En Syrie, les takfiris ont été soutenus par les États-Unis, les gouvernements européens et leurs alliés régionaux, dont la Turquie, l’Arabie saoudite et le Qatar, qui ont mené une guerre de propagande contre le gouvernement syrien par le biais d’Al Jazeera. On estime que le Qatar à lui seul a dépensé jusqu’à 3 milliards de dollars rien qu’en 2011-2012 pour détruire le gouvernement syrien, même s’il a réussi à faire venir les takfiris à Damas. L’Australie a été impliquée dans cette campagne, non seulement politiquement, mais aussi militairement, lorsque ses avions de combat ont participé à une attaque menée par les États-Unis contre une base militaire syrienne.

Dès l’arrivée des takfiris à Damas, le message relayé par les médias était que le léopard avait changé de couleur. Il s’agissait de terroristes « reconvertis », mais les événements récents ont montré que ces taches étaient toujours là et qu’elles étaient odieuses. D’après les conversations entendues à Lattaquié, les tueurs sont des Tchétchènes, des Tadjiks, des Jordaniens et, semble-t-il, même quelques Américains.

Depuis 2011, leurs victimes incluent des chrétiens terrorisés et assassinés, dont le nombre en Syrie est passé d’environ deux millions en 2010 à 250 000-300 000 aujourd’hui. Dans le pays où le christianisme est né, ils sont chassés.

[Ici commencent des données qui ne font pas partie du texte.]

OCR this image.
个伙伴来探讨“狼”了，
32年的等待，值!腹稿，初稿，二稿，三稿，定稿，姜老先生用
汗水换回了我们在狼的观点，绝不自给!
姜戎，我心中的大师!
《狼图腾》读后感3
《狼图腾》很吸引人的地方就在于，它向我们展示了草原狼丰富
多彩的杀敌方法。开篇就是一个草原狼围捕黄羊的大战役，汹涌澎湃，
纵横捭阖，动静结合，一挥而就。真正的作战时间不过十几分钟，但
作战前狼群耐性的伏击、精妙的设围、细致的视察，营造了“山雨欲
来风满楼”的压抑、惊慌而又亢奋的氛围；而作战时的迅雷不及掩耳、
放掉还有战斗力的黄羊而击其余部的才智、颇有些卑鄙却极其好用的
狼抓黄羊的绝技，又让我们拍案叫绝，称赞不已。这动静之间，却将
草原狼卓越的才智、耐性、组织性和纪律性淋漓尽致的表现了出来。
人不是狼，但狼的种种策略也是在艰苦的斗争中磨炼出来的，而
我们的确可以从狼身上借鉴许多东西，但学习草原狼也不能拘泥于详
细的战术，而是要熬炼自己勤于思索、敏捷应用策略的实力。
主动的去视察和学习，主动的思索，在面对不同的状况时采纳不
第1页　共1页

La haine takfiriste vise particulièrement les chiites, dont les Alaouites (alévis en Turquie) constituent un sous-groupe hétérodoxe. Un autre sous-groupe chiite, les Ismaéliens, est également menacé, mais les gangs tuent également les musulmans sunnites qui osent s’opposer à eux, y compris de vénérables cheikhs, comme ils le font depuis 2011.

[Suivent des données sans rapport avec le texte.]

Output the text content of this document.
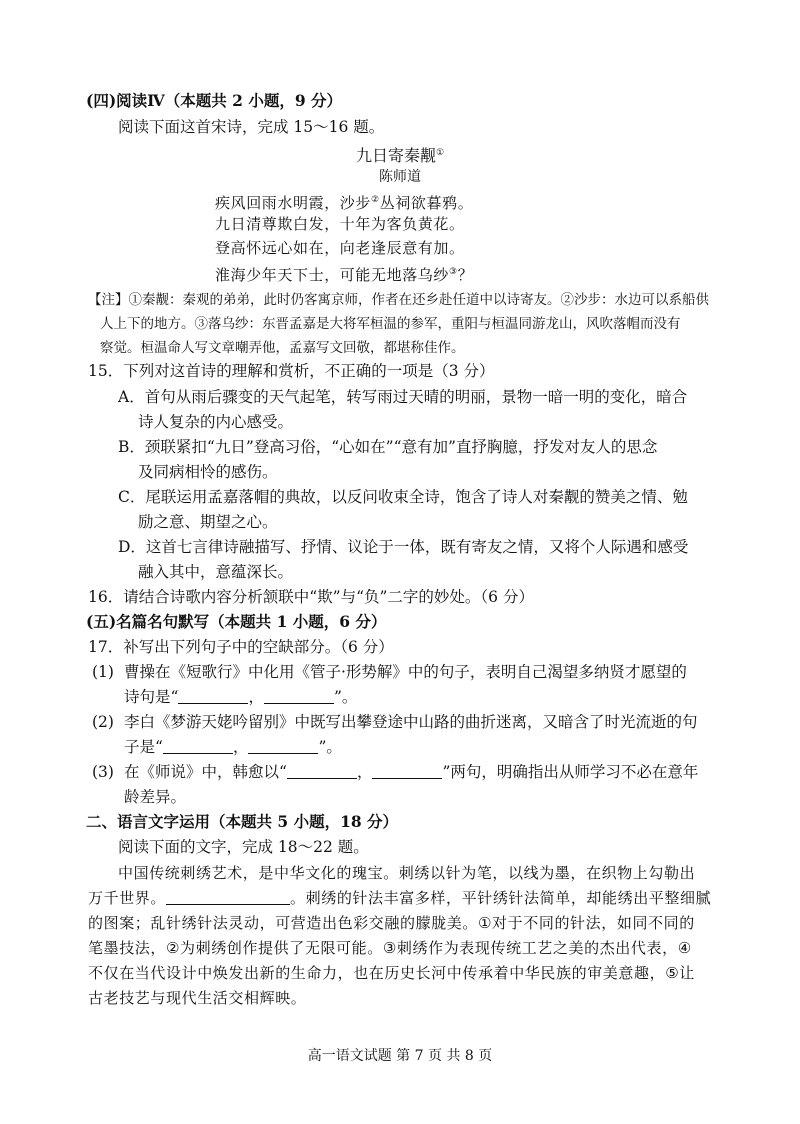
(四)阅读Ⅳ（本题共 2 小题，9 分）
阅读下面这首宋诗，完成 15～16 题。
九日寄秦觏①
陈师道
疾风回雨水明霞，沙步②丛祠欲暮鸦。
九日清尊欺白发，十年为客负黄花。
登高怀远心如在，向老逢辰意有加。
淮海少年天下士，可能无地落乌纱③？
【注】①秦觏：秦观的弟弟，此时仍客寓京师，作者在还乡赴任道中以诗寄友。②沙步：水边可以系船供
人上下的地方。③落乌纱：东晋孟嘉是大将军桓温的参军，重阳与桓温同游龙山，风吹落帽而没有
察觉。桓温命人写文章嘲弄他，孟嘉写文回敬，都堪称佳作。
15．下列对这首诗的理解和赏析，不正确的一项是（3 分）
A．首句从雨后骤变的天气起笔，转写雨过天晴的明丽，景物一暗一明的变化，暗合
诗人复杂的内心感受。
B．颈联紧扣“九日”登高习俗，“心如在”“意有加”直抒胸臆，抒发对友人的思念
及同病相怜的感伤。
C．尾联运用孟嘉落帽的典故，以反问收束全诗，饱含了诗人对秦觏的赞美之情、勉
励之意、期望之心。
D．这首七言律诗融描写、抒情、议论于一体，既有寄友之情，又将个人际遇和感受
融入其中，意蕴深长。
16．请结合诗歌内容分析颔联中“欺”与“负”二字的妙处。（6 分）
(五)名篇名句默写（本题共 1 小题，6 分）
17．补写出下列句子中的空缺部分。（6 分）
(1) 曹操在《短歌行》中化用《管子·形势解》中的句子，表明自己渴望多纳贤才愿望的
诗句是“	，	”。
(2) 李白《梦游天姥吟留别》中既写出攀登途中山路的曲折迷离，又暗含了时光流逝的句
子是“	，	”。
(3) 在《师说》中，韩愈以“	，	”两句，明确指出从师学习不必在意年
龄差异。
二、语言文字运用（本题共 5 小题，18 分）
阅读下面的文字，完成 18～22 题。
中国传统刺绣艺术，是中华文化的瑰宝。刺绣以针为笔，以线为墨，在织物上勾勒出
万千世界。	。刺绣的针法丰富多样，平针绣针法简单，却能绣出平整细腻
的图案；乱针绣针法灵动，可营造出色彩交融的朦胧美。①对于不同的针法，如同不同的
笔墨技法，②为刺绣创作提供了无限可能。③刺绣作为表现传统工艺之美的杰出代表，④
不仅在当代设计中焕发出新的生命力，也在历史长河中传承着中华民族的审美意趣，⑤让
古老技艺与现代生活交相辉映。
高一语文试题 第 7 页 共 8 页
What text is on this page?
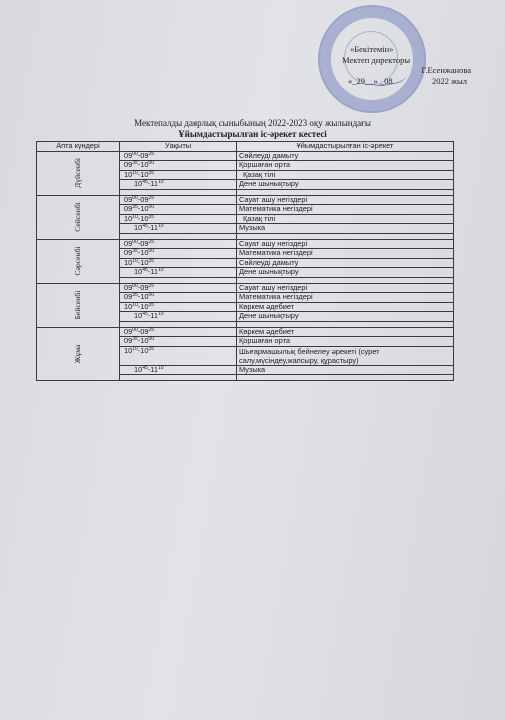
«Бекітемін»
Мектеп директоры
Г.Есенжанова
«_29__» _08	2022 жыл
Мектепалды даярлық сыныбының 2022-2023 оқу жылындағы
Ұйымдастырылған іс-әрекет кестесі
Апта күндері	Уақыты	Ұйымдастырылған іс-әрекет

Дүйсенбі	$09^{00}-09^{25}$	Сөйлеуді дамыту
	$09^{35}-10^{00}$	Қоршаған орта
	$10^{10}-10^{35}$	Қазақ тілі
	$10^{45}-11^{10}$	Дене шынықтыру

Сейсенбі	$09^{00}-09^{25}$	Сауат ашу негіздері
	$09^{35}-10^{00}$	Математика негіздері
	$10^{10}-10^{35}$	Қазақ тілі
	$10^{45}-11^{10}$	Музыка

Сәрсенбі	$09^{00}-09^{25}$	Сауат ашу негіздері
	$09^{35}-10^{00}$	Математика негіздері
	$10^{10}-10^{35}$	Сөйлеуді дамыту
	$10^{45}-11^{10}$	Дене шынықтыру

Бейсенбі	$09^{00}-09^{25}$	Сауат ашу негіздері
	$09^{35}-10^{00}$	Математика негіздері
	$10^{10}-10^{35}$	Көркем әдебиет
	$10^{45}-11^{10}$	Дене шынықтыру

Жұма	$09^{00}-09^{25}$	Көркем әдебиет
	$09^{35}-10^{00}$	Қоршаған орта
	$10^{10}-10^{35}$	Шығармашылық бейнелеу әрекеті (сурет салу,мүсіндеу,жапсыру, құрастыру)
	$10^{45}-11^{10}$	Музыка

Jolani/Shara’a a mis en place une commission d’enquête sur ces crimes alors qu’il doit lui-même être mis en examen. La plupart des tueurs étaient membres de sa propre alliance ; il savait qu’ils étaient à Lattaquié, et il est difficilement concevable qu’il n’ait pas su ce qu’ils faisaient.

Ce qu’il faut, c’est une enquête indépendante, et non une enquête menée sous l’égide d’un homme impliqué dans le passé avec des groupes génocidaires ayant commis de nombreuses atrocités contre des civils et qui dirige actuellement un « gouvernement intérimaire » auquel de nombreux massacrants de Lattaquié étaient officiellement rattachés.

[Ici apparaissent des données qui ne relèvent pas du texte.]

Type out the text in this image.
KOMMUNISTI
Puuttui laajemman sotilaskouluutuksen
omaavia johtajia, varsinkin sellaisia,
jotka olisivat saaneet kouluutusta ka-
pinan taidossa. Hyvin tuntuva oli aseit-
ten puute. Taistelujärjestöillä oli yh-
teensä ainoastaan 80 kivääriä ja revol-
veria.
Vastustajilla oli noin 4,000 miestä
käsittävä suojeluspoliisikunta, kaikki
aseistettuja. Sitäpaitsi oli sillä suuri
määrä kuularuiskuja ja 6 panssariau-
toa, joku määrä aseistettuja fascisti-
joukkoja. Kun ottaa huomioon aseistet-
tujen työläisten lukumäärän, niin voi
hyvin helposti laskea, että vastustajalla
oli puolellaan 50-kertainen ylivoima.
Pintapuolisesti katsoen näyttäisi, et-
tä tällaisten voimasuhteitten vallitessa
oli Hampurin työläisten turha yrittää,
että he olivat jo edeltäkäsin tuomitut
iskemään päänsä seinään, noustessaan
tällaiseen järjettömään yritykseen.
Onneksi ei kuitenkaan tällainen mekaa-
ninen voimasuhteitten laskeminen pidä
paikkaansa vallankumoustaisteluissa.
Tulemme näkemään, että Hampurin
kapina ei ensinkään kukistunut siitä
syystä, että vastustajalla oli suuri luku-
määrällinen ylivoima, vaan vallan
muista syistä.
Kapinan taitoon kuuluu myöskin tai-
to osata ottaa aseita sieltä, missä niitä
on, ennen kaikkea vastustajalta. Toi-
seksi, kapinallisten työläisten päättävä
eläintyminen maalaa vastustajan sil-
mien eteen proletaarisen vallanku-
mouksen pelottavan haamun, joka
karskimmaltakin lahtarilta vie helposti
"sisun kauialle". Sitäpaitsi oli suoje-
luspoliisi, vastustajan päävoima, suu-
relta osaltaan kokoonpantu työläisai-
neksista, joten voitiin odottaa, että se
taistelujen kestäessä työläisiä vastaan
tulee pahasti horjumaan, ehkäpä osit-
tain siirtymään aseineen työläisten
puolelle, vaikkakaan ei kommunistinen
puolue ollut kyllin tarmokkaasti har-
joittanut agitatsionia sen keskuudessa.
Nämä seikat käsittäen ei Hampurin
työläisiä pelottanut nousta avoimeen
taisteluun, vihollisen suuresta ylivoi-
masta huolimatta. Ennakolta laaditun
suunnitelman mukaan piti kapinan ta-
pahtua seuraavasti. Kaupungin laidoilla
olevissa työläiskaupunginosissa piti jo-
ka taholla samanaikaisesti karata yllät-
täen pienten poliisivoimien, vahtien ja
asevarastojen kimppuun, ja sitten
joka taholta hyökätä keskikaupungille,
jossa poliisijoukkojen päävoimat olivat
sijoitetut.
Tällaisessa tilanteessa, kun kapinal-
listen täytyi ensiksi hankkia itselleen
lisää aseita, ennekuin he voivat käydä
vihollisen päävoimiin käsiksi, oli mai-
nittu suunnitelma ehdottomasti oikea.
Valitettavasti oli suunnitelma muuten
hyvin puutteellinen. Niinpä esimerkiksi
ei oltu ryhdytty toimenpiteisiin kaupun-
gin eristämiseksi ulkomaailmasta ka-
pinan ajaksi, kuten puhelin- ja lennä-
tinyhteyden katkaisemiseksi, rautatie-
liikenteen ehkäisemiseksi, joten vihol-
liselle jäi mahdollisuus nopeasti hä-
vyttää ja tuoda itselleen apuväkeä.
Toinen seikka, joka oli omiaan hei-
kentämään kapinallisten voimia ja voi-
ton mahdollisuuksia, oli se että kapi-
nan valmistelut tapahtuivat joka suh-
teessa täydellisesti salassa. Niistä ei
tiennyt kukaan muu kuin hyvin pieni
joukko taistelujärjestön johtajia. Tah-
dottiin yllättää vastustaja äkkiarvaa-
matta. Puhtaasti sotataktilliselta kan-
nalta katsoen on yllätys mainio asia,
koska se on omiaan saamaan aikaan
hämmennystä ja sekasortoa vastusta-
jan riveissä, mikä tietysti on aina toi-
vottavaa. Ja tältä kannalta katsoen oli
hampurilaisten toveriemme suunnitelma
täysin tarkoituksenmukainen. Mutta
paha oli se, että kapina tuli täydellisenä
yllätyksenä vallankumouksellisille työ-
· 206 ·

Le massacre n’était pas l’œuvre de groupes isolés, mais d’un grand nombre d’hommes pris dans une frénésie sectaire généralisée qui a conduit au massacre de femmes et d’enfants aussi bien que d’hommes. Les tueurs ont anéanti des villages entiers et se sont complu dans leurs crimes atroces.

Il est incroyable et profondément écœurant qu’à ce moment précis, l’UE puisse simultanément exprimer sa « grave préoccupation » face aux « violences côtières » en Syrie, comme s’il ne s’agissait que d’une tempête inattendue, exiger que les responsables rendent des comptes et inviter officiellement « Ahmad al-Shara » à une « conférence des donateurs » à Bruxelles le 17 mars. Il ne versera pas d’argent, mais s’attendra à en recevoir, et il ne fait aucun doute qu’il sera versé.

Ce massacre est le résultat parfaitement prévisible de l’intervention en Syrie, lancée en 2011. Les États-Unis, les gouvernements européens et les gouvernements de la région du Moyen-Orient ont financé, entraîné et armé ces individus. Leurs actes leur étaient indifférents tant que le gouvernement de Damas était renversé. Aucun crime n’était si grave qu’il ne puisse être caché, nié, dissimulé ou imputé au « régime ».

Les médias occidentaux ont joué le même jeu et le font encore aujourd’hui en présentant les massacres de Lattaquié comme des « meurtres de vengeance » ou par la faute des « loyalistes d’Assad ».

En fait, la résistance vient des loyalistes syriens, et non des « loyalistes d’Assad », engagés dans la défense de leur pays contre la tentative de ces fanatiques d’anéantir tout ce que représente la Syrie moderne, laïque et multiconfessionnelle.

Un dernier point. Aucun musulman qui massacre des civils, en particulier des femmes et des enfants, comme nous l’avons vu à Lattaquié et ailleurs depuis la chute du gouvernement Assad en décembre dernier, ni ceux qui ont autorisé ces massacres, ne peut être qualifié de véritable musulman. Il s’agit plutôt d’un murtadd , d’un rebelle, d’un apostat, d’un renégat, d’une personne qui abandonne les principes de sa foi. L’islam proscrit formellement un tel comportement.